Does anyone have an example of some of the new lookup table functions?
rule "wireless ip to username"
when
has_field("source_ip") &&
has_field("username") &&
to_string($message.state) == "success" &&
cidr_match("10.204.0.0/14", to_ip($message.source_ip))
then
lookup_set_value("username-lookup-table", to_string($message.source_ip), to_string($message.username));
//set_field("correlateduser", to_string($message.username));
end
I’ve been playing with this and things are not working as I would expect. The table/lookup cache does not seem to be updated when I go check manually.
I validated the lookups work as expected from both cache and lookup table tests.
I am attempting to test this in a pipeline:
let newValue = lookup_set_value("newtable", to_string("greg"), to_string("YELLOW"));
set_field("correlateduser", to_string(newValue));
Neither the new string “YELLOW” seems to be set, and the field “correlateduser” is not being updated. If I change the value for set_field, it is written properly as arbitrary value.
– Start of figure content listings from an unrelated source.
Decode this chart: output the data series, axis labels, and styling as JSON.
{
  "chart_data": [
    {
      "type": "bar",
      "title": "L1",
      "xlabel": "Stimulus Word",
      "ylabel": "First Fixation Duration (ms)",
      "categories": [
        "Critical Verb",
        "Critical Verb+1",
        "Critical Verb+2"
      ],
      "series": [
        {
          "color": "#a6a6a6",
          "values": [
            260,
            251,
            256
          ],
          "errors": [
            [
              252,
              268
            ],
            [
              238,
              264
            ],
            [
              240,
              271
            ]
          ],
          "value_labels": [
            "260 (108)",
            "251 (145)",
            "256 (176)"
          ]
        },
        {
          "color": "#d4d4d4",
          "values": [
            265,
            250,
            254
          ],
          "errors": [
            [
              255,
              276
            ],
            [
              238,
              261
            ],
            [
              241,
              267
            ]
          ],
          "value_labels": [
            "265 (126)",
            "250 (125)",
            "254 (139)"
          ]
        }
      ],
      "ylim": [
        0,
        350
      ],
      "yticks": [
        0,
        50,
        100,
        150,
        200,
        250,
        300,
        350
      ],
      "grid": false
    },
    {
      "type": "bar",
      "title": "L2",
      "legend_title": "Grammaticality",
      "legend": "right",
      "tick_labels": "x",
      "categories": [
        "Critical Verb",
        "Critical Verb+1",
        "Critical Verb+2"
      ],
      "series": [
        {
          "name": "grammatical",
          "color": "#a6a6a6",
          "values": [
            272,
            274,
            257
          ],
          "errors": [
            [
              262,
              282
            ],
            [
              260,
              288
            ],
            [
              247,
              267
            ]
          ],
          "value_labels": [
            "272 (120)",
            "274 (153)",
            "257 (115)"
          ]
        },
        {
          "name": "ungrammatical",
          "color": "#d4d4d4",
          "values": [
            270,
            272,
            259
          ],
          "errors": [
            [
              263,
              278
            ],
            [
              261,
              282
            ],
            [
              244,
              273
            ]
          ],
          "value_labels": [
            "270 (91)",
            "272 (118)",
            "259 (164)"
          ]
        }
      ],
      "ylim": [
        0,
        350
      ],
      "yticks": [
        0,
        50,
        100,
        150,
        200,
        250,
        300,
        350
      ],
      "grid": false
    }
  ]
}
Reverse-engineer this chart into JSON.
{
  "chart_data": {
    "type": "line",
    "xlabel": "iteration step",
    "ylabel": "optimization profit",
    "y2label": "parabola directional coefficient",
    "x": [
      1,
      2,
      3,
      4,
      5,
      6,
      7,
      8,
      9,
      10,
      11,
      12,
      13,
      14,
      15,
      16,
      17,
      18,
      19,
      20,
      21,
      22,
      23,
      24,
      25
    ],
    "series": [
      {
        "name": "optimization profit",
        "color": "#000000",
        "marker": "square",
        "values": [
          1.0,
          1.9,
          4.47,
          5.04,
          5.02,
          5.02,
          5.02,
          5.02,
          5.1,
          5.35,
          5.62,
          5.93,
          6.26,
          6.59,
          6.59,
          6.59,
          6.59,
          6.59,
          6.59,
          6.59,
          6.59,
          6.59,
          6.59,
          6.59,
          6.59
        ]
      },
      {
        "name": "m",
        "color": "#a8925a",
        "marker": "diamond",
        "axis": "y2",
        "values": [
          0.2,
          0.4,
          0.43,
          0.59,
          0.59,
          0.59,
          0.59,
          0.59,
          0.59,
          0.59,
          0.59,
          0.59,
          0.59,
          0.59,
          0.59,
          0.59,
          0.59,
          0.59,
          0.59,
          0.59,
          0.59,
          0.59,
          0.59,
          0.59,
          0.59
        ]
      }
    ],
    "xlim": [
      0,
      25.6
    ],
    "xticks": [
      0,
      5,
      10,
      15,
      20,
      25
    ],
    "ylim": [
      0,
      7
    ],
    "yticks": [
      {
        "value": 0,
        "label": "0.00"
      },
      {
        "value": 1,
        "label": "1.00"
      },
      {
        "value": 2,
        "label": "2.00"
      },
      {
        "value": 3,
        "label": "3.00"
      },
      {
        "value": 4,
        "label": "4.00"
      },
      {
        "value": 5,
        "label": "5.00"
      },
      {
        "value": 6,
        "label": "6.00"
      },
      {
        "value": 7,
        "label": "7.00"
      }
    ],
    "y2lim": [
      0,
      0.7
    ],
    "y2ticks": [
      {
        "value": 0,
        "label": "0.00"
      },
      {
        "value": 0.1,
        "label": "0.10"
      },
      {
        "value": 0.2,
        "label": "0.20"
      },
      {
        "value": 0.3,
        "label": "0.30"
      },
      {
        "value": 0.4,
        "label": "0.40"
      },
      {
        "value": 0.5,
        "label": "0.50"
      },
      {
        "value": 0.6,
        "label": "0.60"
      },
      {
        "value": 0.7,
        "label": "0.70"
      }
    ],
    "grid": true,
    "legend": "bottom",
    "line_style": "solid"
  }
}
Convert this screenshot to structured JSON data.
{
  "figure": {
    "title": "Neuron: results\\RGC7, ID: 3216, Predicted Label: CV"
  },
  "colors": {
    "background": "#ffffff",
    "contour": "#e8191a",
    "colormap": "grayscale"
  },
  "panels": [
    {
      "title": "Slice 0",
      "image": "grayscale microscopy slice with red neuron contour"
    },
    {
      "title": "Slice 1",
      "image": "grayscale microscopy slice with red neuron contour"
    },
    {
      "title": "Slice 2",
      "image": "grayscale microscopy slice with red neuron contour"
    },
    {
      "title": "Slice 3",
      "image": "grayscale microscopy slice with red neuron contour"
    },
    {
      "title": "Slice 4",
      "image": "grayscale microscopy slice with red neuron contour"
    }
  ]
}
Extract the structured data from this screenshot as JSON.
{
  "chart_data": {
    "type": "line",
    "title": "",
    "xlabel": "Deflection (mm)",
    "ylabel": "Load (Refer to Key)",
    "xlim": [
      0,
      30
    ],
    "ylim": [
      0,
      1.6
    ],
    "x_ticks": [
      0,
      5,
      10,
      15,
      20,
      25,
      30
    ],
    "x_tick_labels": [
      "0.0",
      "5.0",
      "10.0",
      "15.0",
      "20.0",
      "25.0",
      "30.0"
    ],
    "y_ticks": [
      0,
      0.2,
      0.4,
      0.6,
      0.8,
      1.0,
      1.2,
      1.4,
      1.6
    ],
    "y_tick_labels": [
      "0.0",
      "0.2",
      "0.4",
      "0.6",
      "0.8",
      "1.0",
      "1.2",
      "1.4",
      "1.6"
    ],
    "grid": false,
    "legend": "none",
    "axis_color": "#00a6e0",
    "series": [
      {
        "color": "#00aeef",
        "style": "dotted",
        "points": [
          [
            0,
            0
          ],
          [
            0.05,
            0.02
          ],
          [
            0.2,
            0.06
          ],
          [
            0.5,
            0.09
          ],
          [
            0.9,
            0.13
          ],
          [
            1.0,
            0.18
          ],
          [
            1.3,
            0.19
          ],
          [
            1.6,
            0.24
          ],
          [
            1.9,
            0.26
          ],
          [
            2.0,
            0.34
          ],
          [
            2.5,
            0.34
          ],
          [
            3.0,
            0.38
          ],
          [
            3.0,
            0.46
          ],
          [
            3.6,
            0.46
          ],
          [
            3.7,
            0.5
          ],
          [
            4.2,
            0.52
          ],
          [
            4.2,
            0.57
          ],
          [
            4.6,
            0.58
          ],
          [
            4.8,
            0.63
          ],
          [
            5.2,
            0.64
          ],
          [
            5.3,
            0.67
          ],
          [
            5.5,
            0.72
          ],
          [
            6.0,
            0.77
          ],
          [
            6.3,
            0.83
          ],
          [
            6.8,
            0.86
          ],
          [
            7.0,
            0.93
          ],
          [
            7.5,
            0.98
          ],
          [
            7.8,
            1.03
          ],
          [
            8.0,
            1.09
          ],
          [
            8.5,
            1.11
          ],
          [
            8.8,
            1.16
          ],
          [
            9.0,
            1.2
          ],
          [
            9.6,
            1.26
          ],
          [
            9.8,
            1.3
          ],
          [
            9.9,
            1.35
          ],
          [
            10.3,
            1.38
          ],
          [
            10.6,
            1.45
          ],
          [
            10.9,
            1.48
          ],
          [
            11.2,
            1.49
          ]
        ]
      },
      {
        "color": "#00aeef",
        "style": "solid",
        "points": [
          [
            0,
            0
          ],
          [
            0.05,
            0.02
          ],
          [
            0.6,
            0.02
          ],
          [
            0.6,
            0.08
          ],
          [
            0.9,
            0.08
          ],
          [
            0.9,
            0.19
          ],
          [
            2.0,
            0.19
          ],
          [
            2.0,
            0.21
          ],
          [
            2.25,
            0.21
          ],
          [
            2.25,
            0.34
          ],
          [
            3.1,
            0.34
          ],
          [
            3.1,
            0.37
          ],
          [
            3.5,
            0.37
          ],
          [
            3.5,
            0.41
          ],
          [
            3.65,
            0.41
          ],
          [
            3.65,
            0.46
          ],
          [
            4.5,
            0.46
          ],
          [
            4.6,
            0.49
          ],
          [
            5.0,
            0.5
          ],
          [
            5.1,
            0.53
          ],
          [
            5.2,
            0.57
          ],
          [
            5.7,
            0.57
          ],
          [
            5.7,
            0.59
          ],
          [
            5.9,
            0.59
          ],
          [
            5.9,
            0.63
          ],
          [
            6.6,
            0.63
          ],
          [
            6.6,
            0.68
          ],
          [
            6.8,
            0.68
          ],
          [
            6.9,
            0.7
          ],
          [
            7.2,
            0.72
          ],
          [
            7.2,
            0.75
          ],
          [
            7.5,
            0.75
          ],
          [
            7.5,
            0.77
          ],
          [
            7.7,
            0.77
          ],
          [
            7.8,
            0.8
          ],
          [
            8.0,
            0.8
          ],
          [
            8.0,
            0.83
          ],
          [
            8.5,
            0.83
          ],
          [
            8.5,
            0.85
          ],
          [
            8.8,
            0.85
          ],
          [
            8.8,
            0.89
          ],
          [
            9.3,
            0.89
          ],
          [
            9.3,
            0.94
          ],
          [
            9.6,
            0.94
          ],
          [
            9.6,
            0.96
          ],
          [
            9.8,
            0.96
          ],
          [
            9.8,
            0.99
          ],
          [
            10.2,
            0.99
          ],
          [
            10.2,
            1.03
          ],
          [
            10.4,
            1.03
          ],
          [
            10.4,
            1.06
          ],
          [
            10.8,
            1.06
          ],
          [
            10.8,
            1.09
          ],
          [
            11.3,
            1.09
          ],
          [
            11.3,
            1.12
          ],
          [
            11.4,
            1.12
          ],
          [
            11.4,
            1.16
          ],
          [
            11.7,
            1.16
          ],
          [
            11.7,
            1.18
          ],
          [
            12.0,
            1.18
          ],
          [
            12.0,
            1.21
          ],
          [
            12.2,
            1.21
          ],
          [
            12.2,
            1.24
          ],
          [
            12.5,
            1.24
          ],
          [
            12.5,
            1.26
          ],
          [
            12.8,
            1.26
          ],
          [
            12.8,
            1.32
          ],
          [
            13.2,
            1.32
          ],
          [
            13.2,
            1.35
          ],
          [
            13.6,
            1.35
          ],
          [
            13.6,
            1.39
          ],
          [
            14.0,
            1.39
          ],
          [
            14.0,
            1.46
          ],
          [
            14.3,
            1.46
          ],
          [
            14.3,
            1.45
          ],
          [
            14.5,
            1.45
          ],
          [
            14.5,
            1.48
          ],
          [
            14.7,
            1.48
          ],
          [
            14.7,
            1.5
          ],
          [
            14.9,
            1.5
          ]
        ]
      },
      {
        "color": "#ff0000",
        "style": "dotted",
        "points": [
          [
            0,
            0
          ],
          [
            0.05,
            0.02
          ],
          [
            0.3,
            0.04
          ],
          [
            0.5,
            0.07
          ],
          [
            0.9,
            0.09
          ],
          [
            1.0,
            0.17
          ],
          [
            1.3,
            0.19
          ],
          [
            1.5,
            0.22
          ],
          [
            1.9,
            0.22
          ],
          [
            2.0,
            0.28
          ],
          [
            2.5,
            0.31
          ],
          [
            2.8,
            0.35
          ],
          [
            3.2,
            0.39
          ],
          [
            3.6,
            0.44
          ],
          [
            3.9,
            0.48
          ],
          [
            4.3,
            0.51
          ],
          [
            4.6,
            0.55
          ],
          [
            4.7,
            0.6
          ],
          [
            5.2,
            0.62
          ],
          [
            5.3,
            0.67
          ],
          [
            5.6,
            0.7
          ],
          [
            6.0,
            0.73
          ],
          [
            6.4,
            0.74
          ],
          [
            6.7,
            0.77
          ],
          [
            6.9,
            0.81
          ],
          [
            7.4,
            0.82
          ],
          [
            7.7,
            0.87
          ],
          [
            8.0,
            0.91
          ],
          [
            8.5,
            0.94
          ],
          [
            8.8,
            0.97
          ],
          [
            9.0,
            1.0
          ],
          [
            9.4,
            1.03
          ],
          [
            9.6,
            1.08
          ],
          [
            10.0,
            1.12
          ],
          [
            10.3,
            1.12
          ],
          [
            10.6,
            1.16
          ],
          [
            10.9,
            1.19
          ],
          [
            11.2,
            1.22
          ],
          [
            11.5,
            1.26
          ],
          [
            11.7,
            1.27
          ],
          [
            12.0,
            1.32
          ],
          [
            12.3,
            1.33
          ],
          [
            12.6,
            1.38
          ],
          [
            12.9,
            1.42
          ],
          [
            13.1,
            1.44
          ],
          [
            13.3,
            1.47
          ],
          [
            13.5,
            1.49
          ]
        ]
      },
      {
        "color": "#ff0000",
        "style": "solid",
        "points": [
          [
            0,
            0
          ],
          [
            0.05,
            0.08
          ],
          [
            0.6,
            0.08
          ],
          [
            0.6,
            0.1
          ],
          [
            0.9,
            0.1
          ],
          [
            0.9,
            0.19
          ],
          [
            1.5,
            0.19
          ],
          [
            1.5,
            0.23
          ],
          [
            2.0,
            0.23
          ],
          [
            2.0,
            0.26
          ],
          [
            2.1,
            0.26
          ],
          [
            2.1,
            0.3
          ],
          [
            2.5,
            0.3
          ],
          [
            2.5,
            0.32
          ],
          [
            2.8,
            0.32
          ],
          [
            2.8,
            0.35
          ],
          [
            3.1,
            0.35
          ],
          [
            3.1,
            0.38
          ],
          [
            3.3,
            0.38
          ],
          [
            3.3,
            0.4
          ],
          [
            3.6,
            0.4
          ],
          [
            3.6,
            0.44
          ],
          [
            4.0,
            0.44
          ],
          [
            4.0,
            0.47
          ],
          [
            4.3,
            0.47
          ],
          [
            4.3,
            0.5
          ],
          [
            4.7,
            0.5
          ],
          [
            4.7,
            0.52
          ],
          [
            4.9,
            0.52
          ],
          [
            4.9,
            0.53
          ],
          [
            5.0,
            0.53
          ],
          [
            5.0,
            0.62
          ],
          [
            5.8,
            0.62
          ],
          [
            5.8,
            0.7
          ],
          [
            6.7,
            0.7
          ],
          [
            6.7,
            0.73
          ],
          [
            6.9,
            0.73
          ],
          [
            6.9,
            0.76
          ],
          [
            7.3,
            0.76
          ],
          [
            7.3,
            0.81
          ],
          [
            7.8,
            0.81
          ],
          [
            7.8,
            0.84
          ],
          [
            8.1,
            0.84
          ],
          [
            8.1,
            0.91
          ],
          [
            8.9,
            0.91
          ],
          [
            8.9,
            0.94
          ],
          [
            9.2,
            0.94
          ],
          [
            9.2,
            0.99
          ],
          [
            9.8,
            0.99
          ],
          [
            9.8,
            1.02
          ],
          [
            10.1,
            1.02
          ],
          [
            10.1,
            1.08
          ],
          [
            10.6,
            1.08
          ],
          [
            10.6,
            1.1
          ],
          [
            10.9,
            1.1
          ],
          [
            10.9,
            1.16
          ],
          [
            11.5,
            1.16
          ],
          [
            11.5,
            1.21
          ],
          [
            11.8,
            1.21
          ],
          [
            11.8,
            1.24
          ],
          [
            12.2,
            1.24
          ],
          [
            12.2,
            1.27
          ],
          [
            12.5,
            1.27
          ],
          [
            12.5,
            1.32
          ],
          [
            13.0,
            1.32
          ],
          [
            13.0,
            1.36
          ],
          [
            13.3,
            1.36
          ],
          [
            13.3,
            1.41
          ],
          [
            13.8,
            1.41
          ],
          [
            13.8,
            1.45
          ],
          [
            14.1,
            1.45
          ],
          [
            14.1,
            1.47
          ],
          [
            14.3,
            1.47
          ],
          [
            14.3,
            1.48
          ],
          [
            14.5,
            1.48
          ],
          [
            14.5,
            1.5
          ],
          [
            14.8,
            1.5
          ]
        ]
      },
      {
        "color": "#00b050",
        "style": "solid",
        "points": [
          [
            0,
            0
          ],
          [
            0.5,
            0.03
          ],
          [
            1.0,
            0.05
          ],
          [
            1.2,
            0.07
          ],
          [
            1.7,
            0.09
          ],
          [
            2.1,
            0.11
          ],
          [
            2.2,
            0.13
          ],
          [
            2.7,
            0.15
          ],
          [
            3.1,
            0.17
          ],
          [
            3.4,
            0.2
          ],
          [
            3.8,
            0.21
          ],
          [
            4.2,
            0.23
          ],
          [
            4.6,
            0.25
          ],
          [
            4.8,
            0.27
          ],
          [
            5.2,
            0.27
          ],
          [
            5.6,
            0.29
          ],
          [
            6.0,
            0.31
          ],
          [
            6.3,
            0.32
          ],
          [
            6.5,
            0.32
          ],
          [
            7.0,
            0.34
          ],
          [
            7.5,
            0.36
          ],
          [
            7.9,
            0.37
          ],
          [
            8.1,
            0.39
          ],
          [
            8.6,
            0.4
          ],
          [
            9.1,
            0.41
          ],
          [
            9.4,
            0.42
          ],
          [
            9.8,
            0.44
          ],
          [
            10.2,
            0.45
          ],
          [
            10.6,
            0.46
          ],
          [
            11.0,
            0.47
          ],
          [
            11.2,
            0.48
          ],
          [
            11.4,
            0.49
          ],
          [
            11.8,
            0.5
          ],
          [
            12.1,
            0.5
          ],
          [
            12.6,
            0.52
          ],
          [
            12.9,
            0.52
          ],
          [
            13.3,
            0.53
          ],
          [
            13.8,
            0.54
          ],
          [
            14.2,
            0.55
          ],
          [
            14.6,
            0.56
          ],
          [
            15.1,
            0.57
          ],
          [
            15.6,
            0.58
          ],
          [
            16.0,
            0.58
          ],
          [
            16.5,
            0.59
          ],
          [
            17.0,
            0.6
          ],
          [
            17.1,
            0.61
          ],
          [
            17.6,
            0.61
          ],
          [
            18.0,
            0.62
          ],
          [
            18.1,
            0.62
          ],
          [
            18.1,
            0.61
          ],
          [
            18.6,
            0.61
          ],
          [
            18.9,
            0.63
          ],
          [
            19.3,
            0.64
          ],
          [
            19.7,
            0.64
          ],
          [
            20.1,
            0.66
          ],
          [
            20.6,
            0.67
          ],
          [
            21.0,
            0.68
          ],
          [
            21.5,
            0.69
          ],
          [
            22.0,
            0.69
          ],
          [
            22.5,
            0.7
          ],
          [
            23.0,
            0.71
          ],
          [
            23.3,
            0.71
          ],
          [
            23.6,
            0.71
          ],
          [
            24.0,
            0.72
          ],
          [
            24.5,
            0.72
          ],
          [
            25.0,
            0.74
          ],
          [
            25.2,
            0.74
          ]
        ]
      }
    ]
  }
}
Doing the following results in “green” in my correlateduser field, so I at least know the rule is firing and the lookup works properly. Seems just setting values isn’t working? I’ve tried mixing in to_string as well.
let newValue = lookup_set_value("newtable", "greg", "YELLOW");
set_field("correlateduser", to_string(lookup_value("newtable", "greg", "notfound")));
he @gimmic
I have added some more information to the documentation. That was indeed missing - that you can modify only the database based lookup table…
the current only Lookup table that can be used by this function is the MongoDB Lookup Table. BUT if someone else implement other lookup tables that has the ability to accept writes the same pipeline functions can be used. That is the reason marking this functions not as enterprise.